The complete training of a single configuration takes approximately three days.


This computational cost is similar to the work of [BERTimbau-base](https://huggingface.co/neuralmind/bert-base-portuguese-cased), exposing the model to approximately 65 billion tokens during training.

#### Preprocessing

We deduplicated all subsets of the CrawlPT Corpus using the a MinHash algorithm and Locality Sensitive Hashing implementation from the libary [text-dedup](https://github.com/ChenghaoMou/text-dedup) to find clusters of duplicate documents.

To ensure that domain models are not constrained by a generic vocabulary, we utilized the [HuggingFace Tokenizers](https://github.com/huggingface/tokenizers) -- BPE algorithm to train a vocabulary for each pre-training corpus used.

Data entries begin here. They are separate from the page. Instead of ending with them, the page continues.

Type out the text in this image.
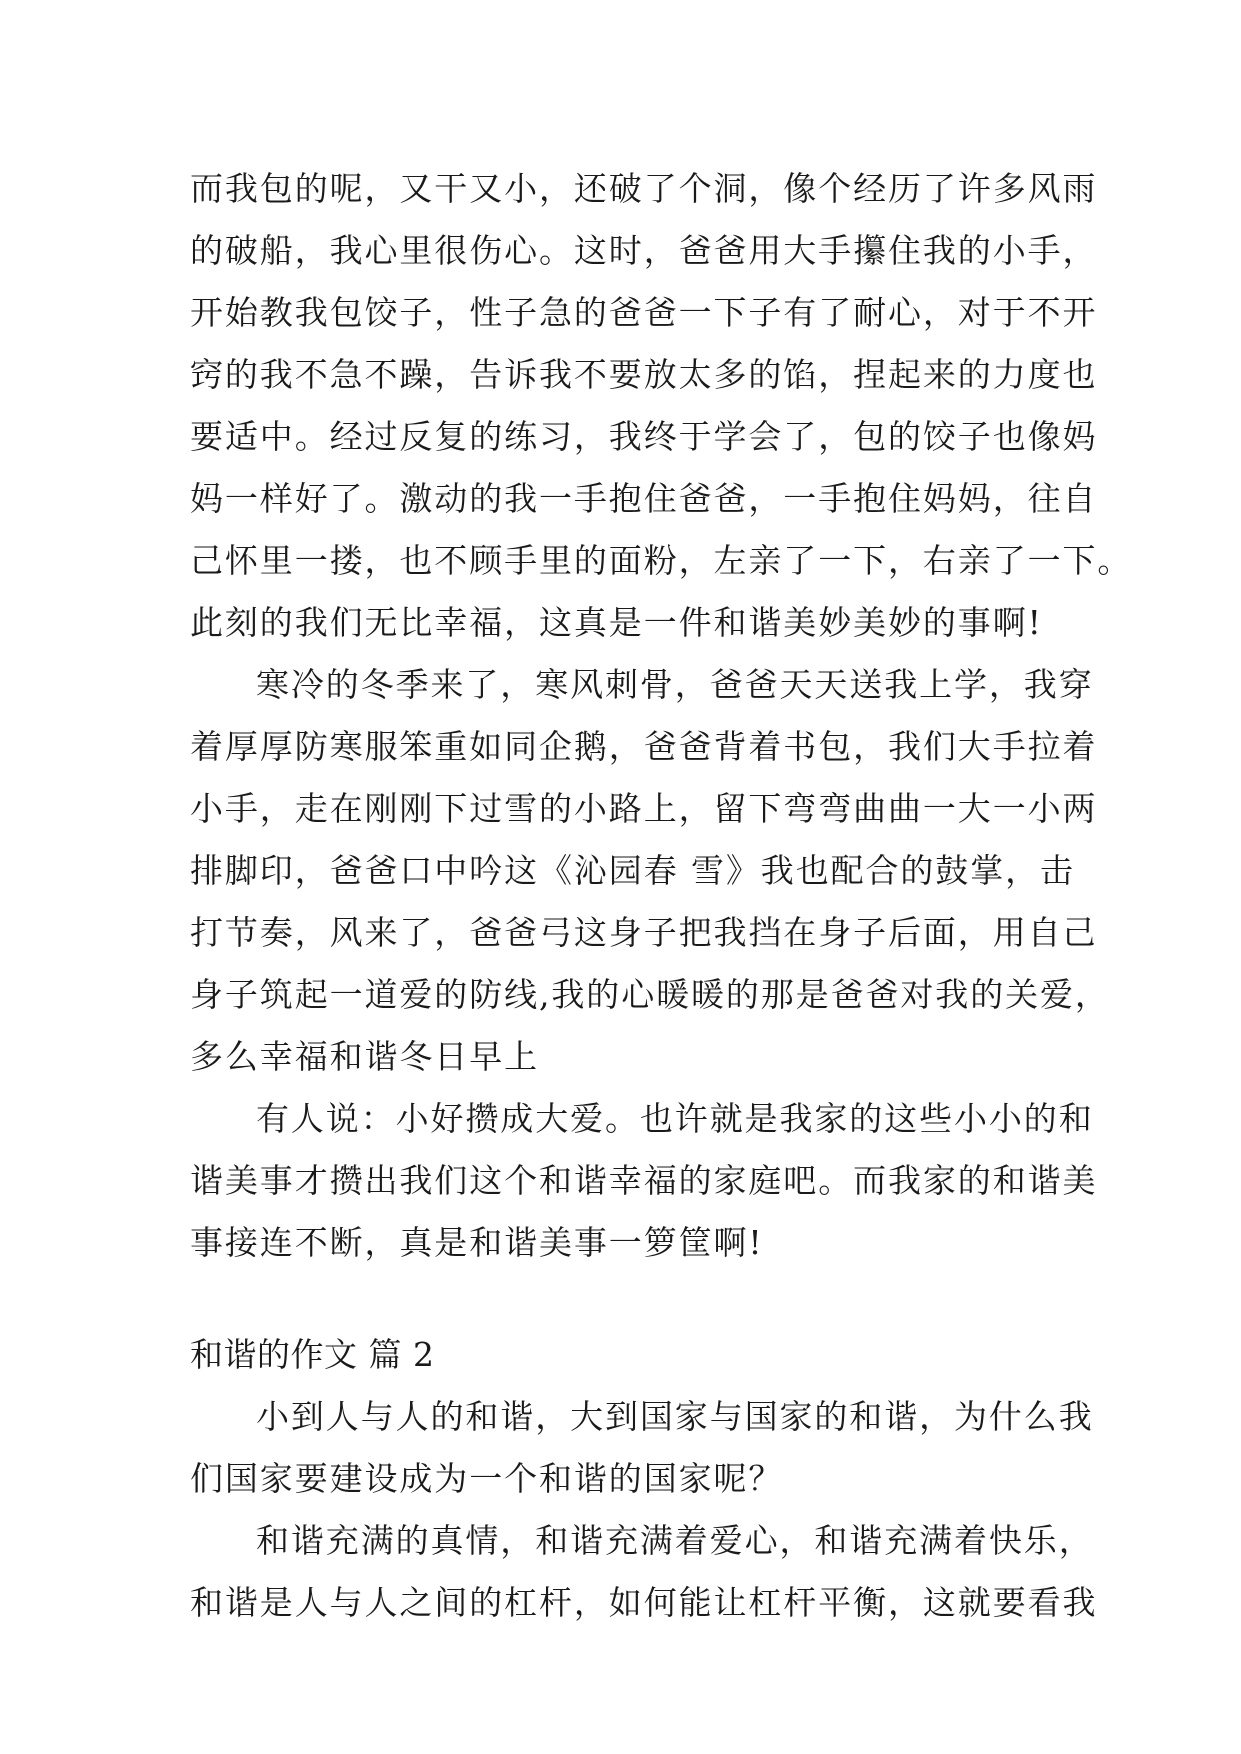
而我包的呢，又干又小，还破了个洞，像个经历了许多风雨
的破船，我心里很伤心。这时，爸爸用大手攥住我的小手，
开始教我包饺子，性子急的爸爸一下子有了耐心，对于不开
窍的我不急不躁，告诉我不要放太多的馅，捏起来的力度也
要适中。经过反复的练习，我终于学会了，包的饺子也像妈
妈一样好了。激动的我一手抱住爸爸，一手抱住妈妈，往自
己怀里一搂，也不顾手里的面粉，左亲了一下，右亲了一下。
此刻的我们无比幸福，这真是一件和谐美妙美妙的事啊!
寒冷的冬季来了，寒风刺骨，爸爸天天送我上学，我穿
着厚厚防寒服笨重如同企鹅，爸爸背着书包，我们大手拉着
小手，走在刚刚下过雪的小路上，留下弯弯曲曲一大一小两
排脚印，爸爸口中吟这《沁园春 雪》我也配合的鼓掌，击
打节奏，风来了，爸爸弓这身子把我挡在身子后面，用自己
身子筑起一道爱的防线,我的心暖暖的那是爸爸对我的关爱，
多么幸福和谐冬日早上
有人说：小好攒成大爱。也许就是我家的这些小小的和
谐美事才攒出我们这个和谐幸福的家庭吧。而我家的和谐美
事接连不断，真是和谐美事一箩筐啊!
和谐的作文 篇 2
小到人与人的和谐，大到国家与国家的和谐，为什么我
们国家要建设成为一个和谐的国家呢？
和谐充满的真情，和谐充满着爱心，和谐充满着快乐，
和谐是人与人之间的杠杆，如何能让杠杆平衡，这就要看我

#### Training Hyperparameters

The pretraining process involved training the model for 62,500 steps, with a batch size of 2048 and a learning rate of 4e-4, each sequence containing a maximum of 512 tokens.  
The weight initialization is random.  
We employed the masked language modeling objective, where 15\% of the input tokens were randomly masked.  
The optimization was performed using the AdamW optimizer with a linear warmup and a linear decay learning rate schedule.  

For other parameters we adopted the standard [RoBERTa-base hyperparameters](https://huggingface.co/FacebookAI/roberta-base):


| **Hyperparameter**     | **RoBERTa-base** |
|------------------------|-----------------:|
| Number of layers       |               12 |
| Hidden size            |              768 |
| FFN inner hidden size  |             3072 |
| Attention heads        |               12 |
| Attention head size    |               64 |
| Dropout                |              0.1 |
| Attention dropout      |              0.1 |
| Warmup steps           |               6k |
| Peak learning rate     |             4e-4 |
| Batch size             |             2048 |
| Weight decay           |             0.01 |
| Maximum training steps |            62.5k |
| Learning rate decay    |           Linear |
| AdamW $$\epsilon$$     |             1e-6 |
| AdamW $$\beta_1$$      |              0.9 |
| AdamW $$\beta_2$$      |             0.98 |
| Gradient clipping      |              0.0 |

## Citation

```
@InProceedings{garcia2024_roberlexpt,
    author="Garcia, Eduardo A. S.
    and Silva, N{\'a}dia F. F.
    and Siqueira, Felipe
    and Gomes, Juliana R. S.
    and Albuqueruqe, Hidelberg O.
    and Souza, Ellen
    and Lima, Eliomar
    and De Carvalho, André",
    title="RoBERTaLexPT: A Legal RoBERTa Model pretrained with deduplication for Portuguese",
    booktitle="Computational Processing of the Portuguese Language",
    year="2024",
    publisher="Association for Computational Linguistics"
}
```

## Acknowledgment

This work has been supported by the AI Center of Excellence (Centro de Excelência em Inteligência Artificial – CEIA) of the Institute of Informatics at the Federal University of Goiás (INF-UFG).